Bei der Ermittlung der Vorempfänge ist ferner neben dem Wert des Vorempfangs auch die Ermittlung des Zeitpunkts der Zuwendung von maßgeblicher Bedeutung. Unabhängig von den ohnehin gesondert zu beurteilenden steuerrechtlichen Fragen, ist die Kenntnis über den Zeitpunkt der Zuwendung ebenso von maßgeblicher Bedeutung für die sich aus dem Gesetz ergebenden Fristen (z.B. §§ 529 Abs. 1, 2325 Abs. 3 BGB). Dabei darf nicht übersehen werden, dass Schenkungen an den Pflichtteilsberechtigten im Rahmen der Pflichtteilsergänzung zeitlich unbegrenzt angerechnet werden (§ 2327 BGB). Hinzu kommt gerade bei Grundstückszuwendungen die Ermittlung eines ggf. vorbehaltenen Nießbrauchs- oder Wohnungsrechts, da dies für den Lauf der Zehn-Jahres-Frist nach § 2325 Abs. 3 BGB von erheblicher Bedeutung ist. Der Beginn der Frist nach § 2325 Abs. 3 BGB ist nach der Rechtsprechung des BGH jedenfalls dann gehindert, wenn der Erblasser den verschenkten Gegenstand dadurch weiter nutzt, dass er sich gewisse Rechte uneingeschränkt vorbehält.[13]

 

Rz. 31

Bei der Ermittlung lebzeitiger Zuwendungen bzw. von Vorempfängen sind zu erfassen

Art der Zuwendung;
Wert der Zuwendung;
Empfänger der Zuwendung;
Zeitpunkt der Zuwendung (auch innerhalb der Zehn-Jahres-Frist) und
Vereinbarungen in Zusammenhang mit der Zuwendung (Ausgleichungspflicht, Anrechnungspflicht, vorbehaltene Rechte).
 

Rz. 32

Auch hier bedarf es nötigenfalls eigener zusätzlicher Ermittlungen seitens des Rechtsanwalts durch Einholung von aktuellen Grundbuchauszügen, der Einholung von Bankauskünften bzw. Geltendmachung von möglichen Auskunftsansprüchen gegen die Erben bzw. Dritte.

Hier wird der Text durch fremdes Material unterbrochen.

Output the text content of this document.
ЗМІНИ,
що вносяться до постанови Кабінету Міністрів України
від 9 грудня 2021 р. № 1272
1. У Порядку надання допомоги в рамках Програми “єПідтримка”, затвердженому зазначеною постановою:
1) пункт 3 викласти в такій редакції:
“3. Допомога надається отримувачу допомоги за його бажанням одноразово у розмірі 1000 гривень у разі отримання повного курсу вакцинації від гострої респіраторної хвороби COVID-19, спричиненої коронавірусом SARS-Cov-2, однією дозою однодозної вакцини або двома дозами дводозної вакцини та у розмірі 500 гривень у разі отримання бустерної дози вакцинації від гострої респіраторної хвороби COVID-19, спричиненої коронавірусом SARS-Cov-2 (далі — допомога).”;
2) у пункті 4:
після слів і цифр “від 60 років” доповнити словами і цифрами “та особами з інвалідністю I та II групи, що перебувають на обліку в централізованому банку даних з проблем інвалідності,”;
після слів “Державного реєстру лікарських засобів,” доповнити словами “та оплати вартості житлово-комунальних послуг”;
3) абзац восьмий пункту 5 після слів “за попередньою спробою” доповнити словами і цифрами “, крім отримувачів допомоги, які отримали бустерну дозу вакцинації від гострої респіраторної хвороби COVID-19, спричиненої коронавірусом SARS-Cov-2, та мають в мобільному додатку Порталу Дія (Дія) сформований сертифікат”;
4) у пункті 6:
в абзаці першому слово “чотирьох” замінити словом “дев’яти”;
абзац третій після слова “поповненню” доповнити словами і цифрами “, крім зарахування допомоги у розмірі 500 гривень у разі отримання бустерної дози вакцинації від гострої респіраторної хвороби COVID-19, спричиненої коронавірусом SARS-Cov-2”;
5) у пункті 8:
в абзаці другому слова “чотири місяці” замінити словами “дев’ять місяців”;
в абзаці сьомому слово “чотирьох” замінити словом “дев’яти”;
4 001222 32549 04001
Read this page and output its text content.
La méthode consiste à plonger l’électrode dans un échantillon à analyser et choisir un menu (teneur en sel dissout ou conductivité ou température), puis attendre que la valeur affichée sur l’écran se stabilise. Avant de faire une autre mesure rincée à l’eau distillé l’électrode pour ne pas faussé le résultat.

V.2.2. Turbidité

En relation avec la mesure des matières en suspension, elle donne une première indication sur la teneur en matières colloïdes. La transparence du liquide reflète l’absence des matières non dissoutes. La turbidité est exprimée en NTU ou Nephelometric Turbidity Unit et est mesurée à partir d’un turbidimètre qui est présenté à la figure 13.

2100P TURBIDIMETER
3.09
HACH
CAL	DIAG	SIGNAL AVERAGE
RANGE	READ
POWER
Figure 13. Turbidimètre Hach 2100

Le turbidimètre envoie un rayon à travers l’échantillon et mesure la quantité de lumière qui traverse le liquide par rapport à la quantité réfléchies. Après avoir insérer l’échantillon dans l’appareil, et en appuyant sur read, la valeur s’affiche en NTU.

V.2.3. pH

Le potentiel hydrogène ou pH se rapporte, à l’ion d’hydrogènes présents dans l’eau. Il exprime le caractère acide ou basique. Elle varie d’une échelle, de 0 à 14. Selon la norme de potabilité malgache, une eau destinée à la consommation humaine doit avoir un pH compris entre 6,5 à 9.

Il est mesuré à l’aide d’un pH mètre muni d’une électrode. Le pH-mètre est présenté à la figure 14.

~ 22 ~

[13] BGH, Urt. v. 27.4.1994 – IV ZR 132/93: kein Fristanlauf beim Totalnießbrauch; nicht abschließend geklärt beim Bruchteils- oder Quotennießbrauch oder Wohnungsrecht, das auf einen bestimmten Teil des übereigneten Grundstücks beschränkt ist. Hier ist auf die "wesentliche Nutzung" abzustellen, hierzu eingehender MüKo/Lange, § 2325 Rn 77; zum Wohnungsrecht auch OLG München, Urt. v. 8.7.2022 – 33 U 5525/21.